As we descended to the level of the valley, opening a bend I detected some wild looking animals moving from among some cattle. Subhan, after a while, declared them to be shâpu, wild sheep; so guns were got ready, and with small prospect of success, the ground being level and bare, we prepared to stalk them. The game, numbering some twenty-five head, rufous coloured animals, of deer-like form and action, with two small upright horns curving backwards, were gamboling, moving here and there; nor did they become aware of dangerous neighbours, until we were about a hundred yards from them, when they stood gazing for some seconds, presenting a fair mark. But, alas! my lungs were heaving so that I could not take aim, Subhan, in spite of my oft-repeated lectures and warnings, hurrying on 'ventre a terre,' so that with the attitude I was quite distressed, and only looked and longed at the inviting target before me, entertaining a sort of hope that they would give me time. But not so; a few seconds only to gaze, and away they cantered in a string across us. Rising, I aimed at the line; the ball struck true in direction but low, I think, the scared animals dashing aside right and left.
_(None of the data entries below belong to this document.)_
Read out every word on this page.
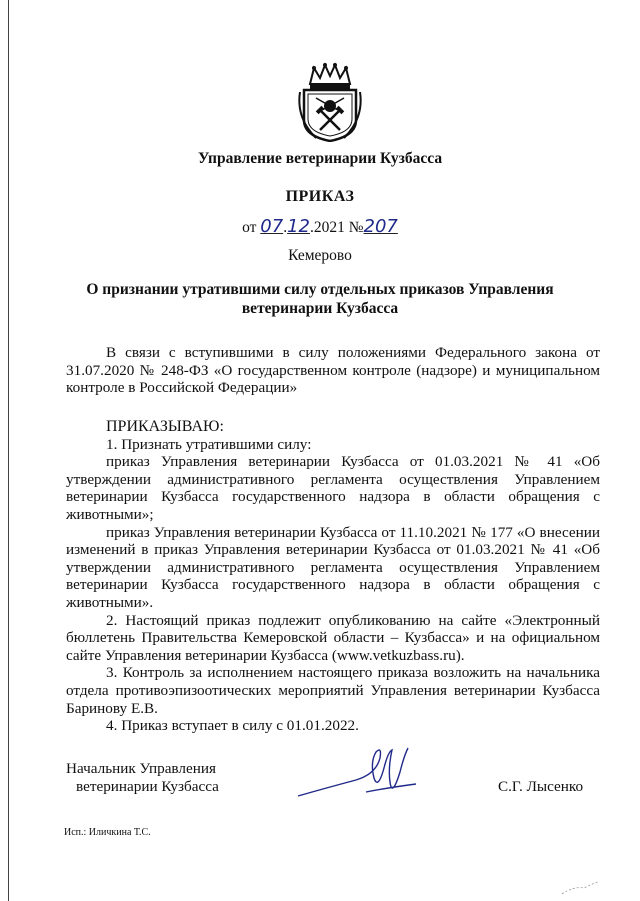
Управление ветеринарии Кузбасса
ПРИКАЗ
от 07.12.2021 №207
Кемерово
О признании утратившими силу отдельных приказов Управления ветеринарии Кузбасса

В связи с вступившими в силу положениями Федерального закона от 31.07.2020 № 248-ФЗ «О государственном контроле (надзоре) и муниципальном контроле в Российской Федерации»

ПРИКАЗЫВАЮ:

1. Признать утратившими силу:

приказ Управления ветеринарии Кузбасса от 01.03.2021 № 41 «Об утверждении административного регламента осуществления Управлением ветеринарии Кузбасса государственного надзора в области обращения с животными»;

приказ Управления ветеринарии Кузбасса от 11.10.2021 № 177 «О внесении изменений в приказ Управления ветеринарии Кузбасса от 01.03.2021 № 41 «Об утверждении административного регламента осуществления Управлением ветеринарии Кузбасса государственного надзора в области обращения с животными».

2. Настоящий приказ подлежит опубликованию на сайте «Электронный бюллетень Правительства Кемеровской области – Кузбасса» и на официальном сайте Управления ветеринарии Кузбасса (www.vetkuzbass.ru).

3. Контроль за исполнением настоящего приказа возложить на начальника отдела противоэпизоотических мероприятий Управления ветеринарии Кузбасса Баринову Е.В.

4. Приказ вступает в силу с 01.01.2022.

Начальник Управления
ветеринарии Кузбасса	С.Г. Лысенко
Исп.: Иличкина Т.С.
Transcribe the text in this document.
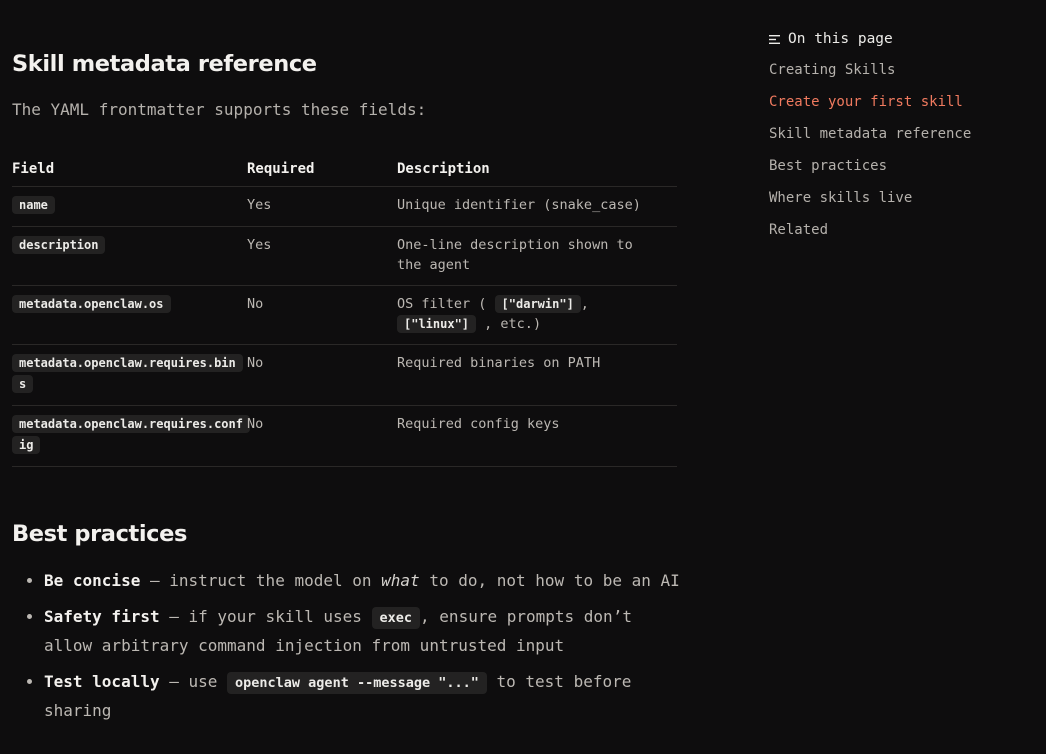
Skill metadata reference

The YAML frontmatter supports these fields:

Field	Required	Description
name	Yes	Unique identifier (snake_case)
description	Yes	One-line description shown to the agent
metadata.openclaw.os	No	OS filter ( ["darwin"] , ["linux"] , etc.)
metadata.openclaw.requires.bins	No	Required binaries on PATH
metadata.openclaw.requires.config	No	Required config keys
Best practices
• Be concise — instruct the model on what to do, not how to be an AI
• Safety first — if your skill uses exec , ensure prompts don’t allow arbitrary command injection from untrusted input
• Test locally — use openclaw agent --message "..." to test before sharing
On this page
Creating Skills
Create your first skill
Skill metadata reference
Best practices
Where skills live
Related
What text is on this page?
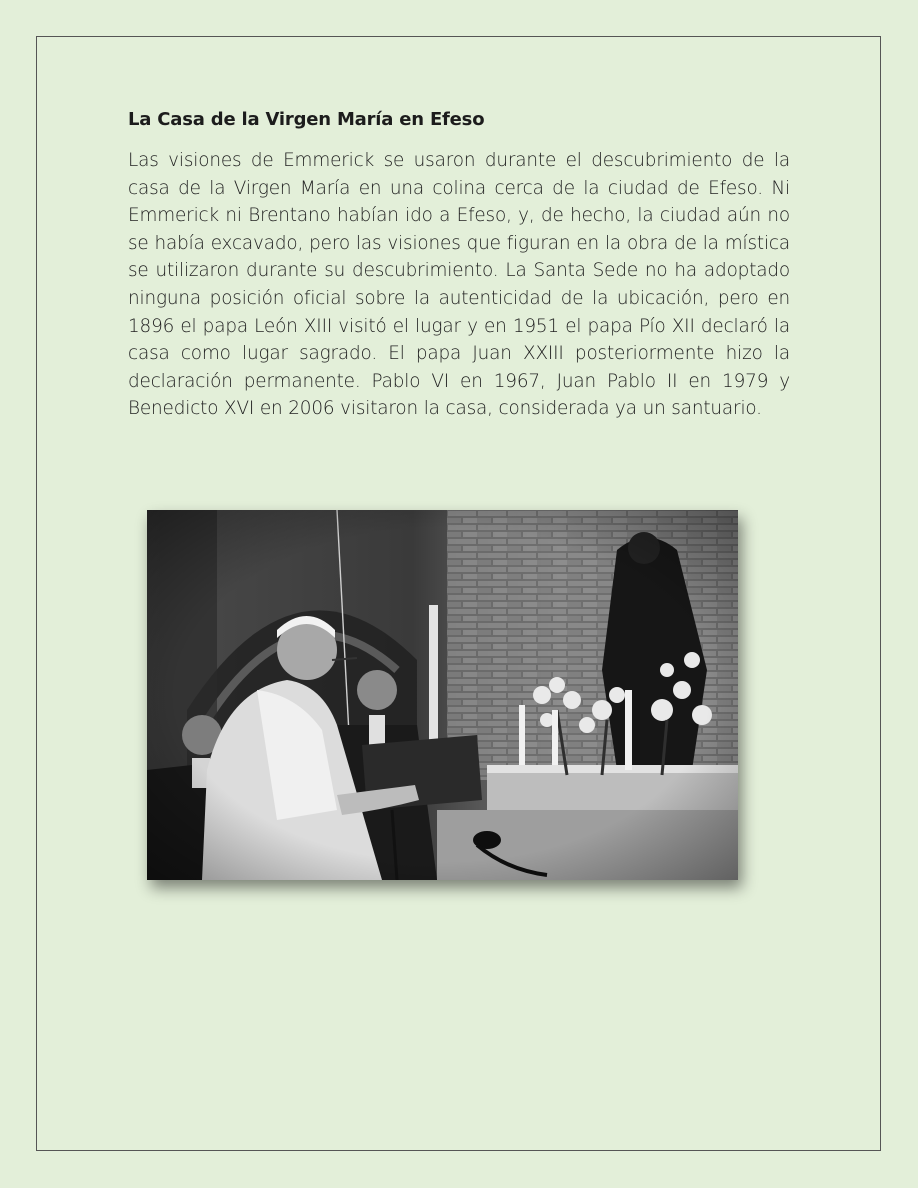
La Casa de la Virgen María en Efeso

Las visiones de Emmerick se usaron durante el descubrimiento de la casa de la Virgen María en una colina cerca de la ciudad de Efeso. Ni Emmerick ni Brentano habían ido a Efeso, y, de hecho, la ciudad aún no se había excavado, pero las visiones que figuran en la obra de la mística se utilizaron durante su descubrimiento. La Santa Sede no ha adoptado ninguna posición oficial sobre la autenticidad de la ubicación, pero en 1896 el papa León XIII visitó el lugar y en 1951 el papa Pío XII declaró la casa como lugar sagrado. El papa Juan XXIII posteriormente hizo la declaración permanente. Pablo VI en 1967, Juan Pablo II en 1979 y Benedicto XVI en 2006 visitaron la casa, considerada ya un santuario.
A thud, however, was heard, and we all thought that one was hit; when looking some little distance beyond, there stood an unfortunate bullock, one hind leg slightly raised from the ground, and blood trickling down. There was only time for an exclamation or two as we followed the herd now making for a hill, when they were on which I fired my battery at them, the distance three or four hundred yards, the balls striking right amongst them—wonderful how they all missed!

Now came full upon me the sense of my misfortune and ill luck. There stood the hapless bullock patiently and silently enduring his wrongs, his poor wounded leg still shrinking from the ground on which the oozing blood was frothing. I was much annoyed and grieved at this mishap. The poor wounded creature looked so melancholy in its patient, silent attitude, and I feared the wound was mortal. The ball from Whitworth, striking the ground, had doubtless glanced, and so struck the wrong animal. I loudly deplored my ill luck: the shikarries dumbfounded muttered together, attributing such a strange accident to the undue influence of evil spirits; and we pursued our way down the dusty path, until the green vale of Lama Yurru greeted our aching eyes—a remarkable place, a stronghold of Buddhism, a monastery and other dwellings of lamas being perched on the top of a singular ridge of rocks of some hundred and fifty feet perpendicular, scooped and hollowed out here and there, divided into buttresses over which were laid the floors of these curious buildings which themselves appear well constructed of sun-dried brick, of two or three stories in height—one the principal mansion of four. Some have little balconies projecting; all have windows, some good-sized and regularly placed, while a number of small loopholes are scattered about the walls. These buildings slope inwards from the base slightly, on the pyramid principle, as I believe all the houses of this country do. Many monuments and tombs are here. Long rows of them stretch along parallel with the path, looking just like a line of huge chess pawns with square pedestals.

A considerable extent of terraced fields along the stream attest the comfortable circumstances of this community. Clumps of yellow and common roses are numerous; but sad havoc has been played with the willows, the stump of many a fine tree recently felled being conspicuous: but about half-a-dozen remain standing. I have not ascertained for what purpose this unusual cutting has taken place: perhaps, some new building or extensive repairs are in contemplation. My tent is pitched on a nice bit of turf, a stream of clear water close at hand, guided to turn a small mill which rumbles away beside me.